EU logoThe deadline for an EU scheme requiring pharmacies selling medicines online to register and display a common logo is fast approaching.

From 1 July, all legitimate online pharmacies will have a logo (pictured) as one of a series of measures introduced under the EU Falsified Medicines Directive (FMD) intended to safeguard patient health.

The FMD gave the European Commission a legal basis to establish the design of a common logo as well as the technical, electronic and cryptographic requirements for verification of its authenticity.

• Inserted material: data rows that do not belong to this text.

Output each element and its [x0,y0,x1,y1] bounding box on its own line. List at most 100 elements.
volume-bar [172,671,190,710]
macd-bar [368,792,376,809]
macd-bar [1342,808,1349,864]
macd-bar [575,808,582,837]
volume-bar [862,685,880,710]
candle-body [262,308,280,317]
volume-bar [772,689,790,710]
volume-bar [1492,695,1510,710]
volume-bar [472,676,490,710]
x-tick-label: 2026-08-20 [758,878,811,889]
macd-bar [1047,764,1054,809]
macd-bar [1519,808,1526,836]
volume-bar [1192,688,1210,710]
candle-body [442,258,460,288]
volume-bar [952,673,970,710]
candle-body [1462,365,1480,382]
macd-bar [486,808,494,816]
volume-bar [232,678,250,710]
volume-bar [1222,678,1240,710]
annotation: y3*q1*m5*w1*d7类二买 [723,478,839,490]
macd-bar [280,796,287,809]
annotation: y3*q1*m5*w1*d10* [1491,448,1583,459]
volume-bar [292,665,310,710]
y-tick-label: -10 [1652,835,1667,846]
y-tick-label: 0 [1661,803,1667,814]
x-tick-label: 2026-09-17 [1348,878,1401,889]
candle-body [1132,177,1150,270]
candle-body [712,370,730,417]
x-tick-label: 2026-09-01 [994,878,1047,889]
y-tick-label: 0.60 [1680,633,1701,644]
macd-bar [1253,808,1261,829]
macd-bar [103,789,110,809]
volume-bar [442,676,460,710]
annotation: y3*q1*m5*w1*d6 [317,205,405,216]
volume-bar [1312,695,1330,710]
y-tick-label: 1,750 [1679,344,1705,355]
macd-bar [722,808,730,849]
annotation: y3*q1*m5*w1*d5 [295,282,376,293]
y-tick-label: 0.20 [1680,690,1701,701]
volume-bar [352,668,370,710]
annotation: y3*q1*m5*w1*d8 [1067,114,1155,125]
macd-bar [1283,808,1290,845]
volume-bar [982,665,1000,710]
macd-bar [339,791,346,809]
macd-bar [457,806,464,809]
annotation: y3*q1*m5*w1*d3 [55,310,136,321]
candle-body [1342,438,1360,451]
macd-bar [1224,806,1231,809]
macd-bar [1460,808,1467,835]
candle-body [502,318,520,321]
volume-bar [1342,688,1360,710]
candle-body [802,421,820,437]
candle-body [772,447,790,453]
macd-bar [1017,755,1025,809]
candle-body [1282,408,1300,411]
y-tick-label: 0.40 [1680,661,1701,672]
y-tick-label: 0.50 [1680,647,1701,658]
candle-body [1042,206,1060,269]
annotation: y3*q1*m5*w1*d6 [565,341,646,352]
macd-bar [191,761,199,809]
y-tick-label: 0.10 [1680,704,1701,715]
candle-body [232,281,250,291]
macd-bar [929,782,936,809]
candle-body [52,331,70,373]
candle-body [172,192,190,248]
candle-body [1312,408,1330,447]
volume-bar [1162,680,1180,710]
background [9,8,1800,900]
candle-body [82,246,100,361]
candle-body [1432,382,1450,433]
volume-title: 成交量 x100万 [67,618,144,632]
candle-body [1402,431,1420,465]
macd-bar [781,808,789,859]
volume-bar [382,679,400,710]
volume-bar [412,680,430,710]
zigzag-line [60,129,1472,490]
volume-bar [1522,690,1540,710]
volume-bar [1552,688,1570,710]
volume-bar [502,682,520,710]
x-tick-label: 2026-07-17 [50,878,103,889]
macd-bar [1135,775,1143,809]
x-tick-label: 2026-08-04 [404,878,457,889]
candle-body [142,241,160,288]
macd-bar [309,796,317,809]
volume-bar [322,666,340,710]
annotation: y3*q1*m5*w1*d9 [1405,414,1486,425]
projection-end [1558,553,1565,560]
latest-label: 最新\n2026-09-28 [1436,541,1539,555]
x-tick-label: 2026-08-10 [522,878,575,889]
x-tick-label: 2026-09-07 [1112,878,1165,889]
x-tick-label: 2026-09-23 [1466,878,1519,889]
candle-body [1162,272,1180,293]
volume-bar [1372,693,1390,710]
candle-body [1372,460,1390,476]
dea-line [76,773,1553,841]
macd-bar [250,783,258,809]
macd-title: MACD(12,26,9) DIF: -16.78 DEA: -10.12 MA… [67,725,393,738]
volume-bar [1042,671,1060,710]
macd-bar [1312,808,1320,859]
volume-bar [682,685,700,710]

EU member states have to take responsibility for enforcing the requirement to display the logo, which is registered to the seller.

According to the UK Medicines and Healthcare products Regulatory Agency (MHRA),  online pharmacies need to display the logo on every page of their website offering medicines for sale. The logo hyperlinks to the pharmacy's entry in the MHRA's list of registered online sellers.
 
Similarly, if the registered person retails a medicine through a third-party market place website, then the third-party market place service provider must display that registered entity's common logo on every page that offers their medicines for sale to the public.
 
Under the rules of the new scheme the medicine being offered online must be licensed in the member state where the member of public who buys the medicine is based.
 
"The new logo scheme should provide people buying medicines online with the reassurance that they are buying from a legitimate site," commented Lynda Scammell, senior policy advisor at the MHRA.

"Buying from an unregistered site could mean you do not know what medicines you are getting, and you could even be damaging your health," she added.

The MHRA notes this is a different scheme to the voluntary logo run by the UK's General Pharmaceutical Council (GPhC). The EU Common Logo is a legal requirement across Europe whilst the GPhC run a voluntary logo scheme which is applicable only to registered pharmacies.
 
The penalty for selling medicines online without being registered and not displaying the logo is up to two years in prison or a fine or both, notes the MHRA.

Around this time last year, the annual Pangea operation run by law enforcement agencies in 11 countries resulted in the seizure of $36m-worth of illicit medicines, shut down 10,600 rogue pharmacy websites and made 237 arrests, giving an indication of the scale of the international medicines counterfeiting trade.